The Time I Almost Quit
I had a book come out that didn’t go quite as planned. When I write I put so much of myself into my work that its hard not to be attached to the finished product and so when the book got positive reviews from blogging sites in its first week out I broke my biggest rule and read the reviews. I was excited as it seemed like people loved this new book. That is an amazing high and I should have stopped there. But then the negative reviews started coming in and I couldn’t look away. Like a train wreck I watched as something I loved was torn apart. Negative reviews aren’t new to most authors and I’ve had my fair share. You have to develop a thick skin to be able to handle this business.
I followed my own advice and went back to work, finding a way to ignore the reviews and instead focusing on the kind words and the edits that my publishers were giving me. I always have deadlines and it was easy to get lost back into them and forget that reviews are opinions and I didn’t have to listen. But then I started getting messages and these weren’t so easy to ignore. My friend told me that sometimes readers seem to forget that there are people behind the books instead of unfeeling machines. The notes I was getting would not be something someone would have said to my face and yet they were coming in over email and facebook. I wanted to argue and its hard to stay silent when someone is blatantly wrong about something in a book that you love.
Fans argue over books all the time. Who should Bella have ended up with? Why did Snape have to die? These are questions that fans of these series go back and forth over. But when an author speaks up and says something of that nature it is seen as wrong and bitchy. Fine, I stayed silent. We authors need readers and reviewers. I understand the relationship and the line that authors walk. We write the stories, readers hopefully read them, and reviewers give the readers honest opinions of our work to help the readers make their buying decisions. It is a system that often works perfectly well.

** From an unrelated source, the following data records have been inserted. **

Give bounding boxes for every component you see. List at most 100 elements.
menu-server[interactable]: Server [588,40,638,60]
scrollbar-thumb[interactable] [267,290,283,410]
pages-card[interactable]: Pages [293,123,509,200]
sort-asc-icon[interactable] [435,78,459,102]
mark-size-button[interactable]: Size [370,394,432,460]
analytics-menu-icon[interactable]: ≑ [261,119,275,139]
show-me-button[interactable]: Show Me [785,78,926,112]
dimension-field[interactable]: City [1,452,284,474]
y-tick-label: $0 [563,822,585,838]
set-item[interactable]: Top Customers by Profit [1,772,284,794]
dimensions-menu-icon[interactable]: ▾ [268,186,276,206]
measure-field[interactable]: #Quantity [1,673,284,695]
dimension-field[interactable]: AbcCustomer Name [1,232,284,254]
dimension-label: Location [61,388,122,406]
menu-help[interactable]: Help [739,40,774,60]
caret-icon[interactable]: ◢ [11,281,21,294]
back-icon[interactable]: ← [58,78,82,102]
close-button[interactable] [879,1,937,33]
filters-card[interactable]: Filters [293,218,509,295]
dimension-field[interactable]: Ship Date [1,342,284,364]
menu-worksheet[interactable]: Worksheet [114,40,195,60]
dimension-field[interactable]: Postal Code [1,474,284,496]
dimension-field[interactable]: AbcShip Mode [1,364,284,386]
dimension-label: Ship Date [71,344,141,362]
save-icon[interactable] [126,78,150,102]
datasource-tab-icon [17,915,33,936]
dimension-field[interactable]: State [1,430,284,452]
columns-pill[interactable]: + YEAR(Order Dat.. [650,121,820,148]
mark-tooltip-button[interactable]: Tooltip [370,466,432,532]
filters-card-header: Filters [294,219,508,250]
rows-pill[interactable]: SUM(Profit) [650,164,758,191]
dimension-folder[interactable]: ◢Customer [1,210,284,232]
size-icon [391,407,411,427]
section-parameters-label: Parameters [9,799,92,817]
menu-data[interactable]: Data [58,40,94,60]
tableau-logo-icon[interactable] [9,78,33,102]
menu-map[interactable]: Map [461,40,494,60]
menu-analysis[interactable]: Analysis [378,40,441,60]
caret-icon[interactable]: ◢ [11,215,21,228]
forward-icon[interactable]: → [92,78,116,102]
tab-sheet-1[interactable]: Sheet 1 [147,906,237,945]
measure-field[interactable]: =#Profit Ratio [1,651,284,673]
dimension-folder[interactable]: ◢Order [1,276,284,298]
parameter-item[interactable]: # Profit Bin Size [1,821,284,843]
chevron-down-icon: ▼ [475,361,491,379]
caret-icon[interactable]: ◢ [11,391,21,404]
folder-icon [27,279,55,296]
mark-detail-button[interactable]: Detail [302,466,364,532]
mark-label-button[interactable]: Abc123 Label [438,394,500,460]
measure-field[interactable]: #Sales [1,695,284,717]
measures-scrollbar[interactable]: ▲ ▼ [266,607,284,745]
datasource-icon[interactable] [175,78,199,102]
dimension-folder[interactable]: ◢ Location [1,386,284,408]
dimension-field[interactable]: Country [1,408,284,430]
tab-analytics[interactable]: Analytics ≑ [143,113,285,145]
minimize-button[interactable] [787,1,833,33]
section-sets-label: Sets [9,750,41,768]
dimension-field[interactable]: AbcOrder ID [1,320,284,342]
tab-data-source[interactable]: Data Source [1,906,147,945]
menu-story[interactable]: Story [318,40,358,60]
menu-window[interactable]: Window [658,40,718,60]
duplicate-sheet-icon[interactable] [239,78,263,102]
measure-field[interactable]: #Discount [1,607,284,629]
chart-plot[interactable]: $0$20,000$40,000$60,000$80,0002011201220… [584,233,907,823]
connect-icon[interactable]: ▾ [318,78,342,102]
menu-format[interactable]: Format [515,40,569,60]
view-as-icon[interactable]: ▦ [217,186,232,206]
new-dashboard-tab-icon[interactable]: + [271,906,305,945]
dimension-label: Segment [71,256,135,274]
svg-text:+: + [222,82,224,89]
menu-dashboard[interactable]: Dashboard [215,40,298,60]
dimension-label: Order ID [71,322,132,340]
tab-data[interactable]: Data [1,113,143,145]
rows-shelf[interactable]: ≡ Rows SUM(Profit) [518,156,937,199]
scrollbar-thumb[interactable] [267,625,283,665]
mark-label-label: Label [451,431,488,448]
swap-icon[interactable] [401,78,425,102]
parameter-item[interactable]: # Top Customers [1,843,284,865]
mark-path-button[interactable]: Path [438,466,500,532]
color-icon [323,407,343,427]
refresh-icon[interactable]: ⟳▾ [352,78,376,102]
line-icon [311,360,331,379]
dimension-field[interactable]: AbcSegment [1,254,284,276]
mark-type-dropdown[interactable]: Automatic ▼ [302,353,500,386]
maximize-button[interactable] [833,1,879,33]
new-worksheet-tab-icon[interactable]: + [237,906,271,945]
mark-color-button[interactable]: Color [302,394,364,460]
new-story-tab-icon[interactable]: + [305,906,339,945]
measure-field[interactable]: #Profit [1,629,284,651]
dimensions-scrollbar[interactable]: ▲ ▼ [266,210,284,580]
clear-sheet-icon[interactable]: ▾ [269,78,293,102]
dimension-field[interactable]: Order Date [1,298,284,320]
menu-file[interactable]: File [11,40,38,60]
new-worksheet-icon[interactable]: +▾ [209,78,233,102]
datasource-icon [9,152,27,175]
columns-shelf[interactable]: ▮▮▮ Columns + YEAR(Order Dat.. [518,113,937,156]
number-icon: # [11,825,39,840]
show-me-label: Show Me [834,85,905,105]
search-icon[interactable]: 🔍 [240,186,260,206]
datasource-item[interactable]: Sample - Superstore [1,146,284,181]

But after so much negativity I considered not doing this anymore. I didn’t see the point of it when I put so much of myself into a book and got only pain in response. I quit my job and stopped going to college for my books. I wasn’t sure if it was worth it anymore.
My guy then sat down next to me as I lay crying on the bed with our dogs around me and told me that I couldn’t quit. I had to stop looking at reviews but I couldn’t quit. He had a lot of reasons and though they all made sense, there were a few things that really stuck with me. Writing keeps me sane. I need to do this and I’m lucky that I have something that I love to do and that makes me happy. I also need to be home for the dogs. They are much happier with someone at home with them. By working at home I don’t have to go out when there are eight inches of snow on the ground and I’m expected to still get to work. I get to wear lounge clothes and make big dinners all while making imaginary people fall in love.
Sometimes opening yourself up is hard. It can come with a backlash of hatred. But if its something you love to do then maybe its worth it. I had to remember to stay away from reviews. Sometimes they’re good, sometimes they’re toxic. But remembering to protect myself so that I can focus on what I love to do is the most important thing for me being able to continue writing. And in the end I write for myself. I think its wonderful when someone connects to my work. That is a great feeling and one of the highs of being an author. But I do this for me and for my family and because I have this need to get characters out of my mind to make room for new ones.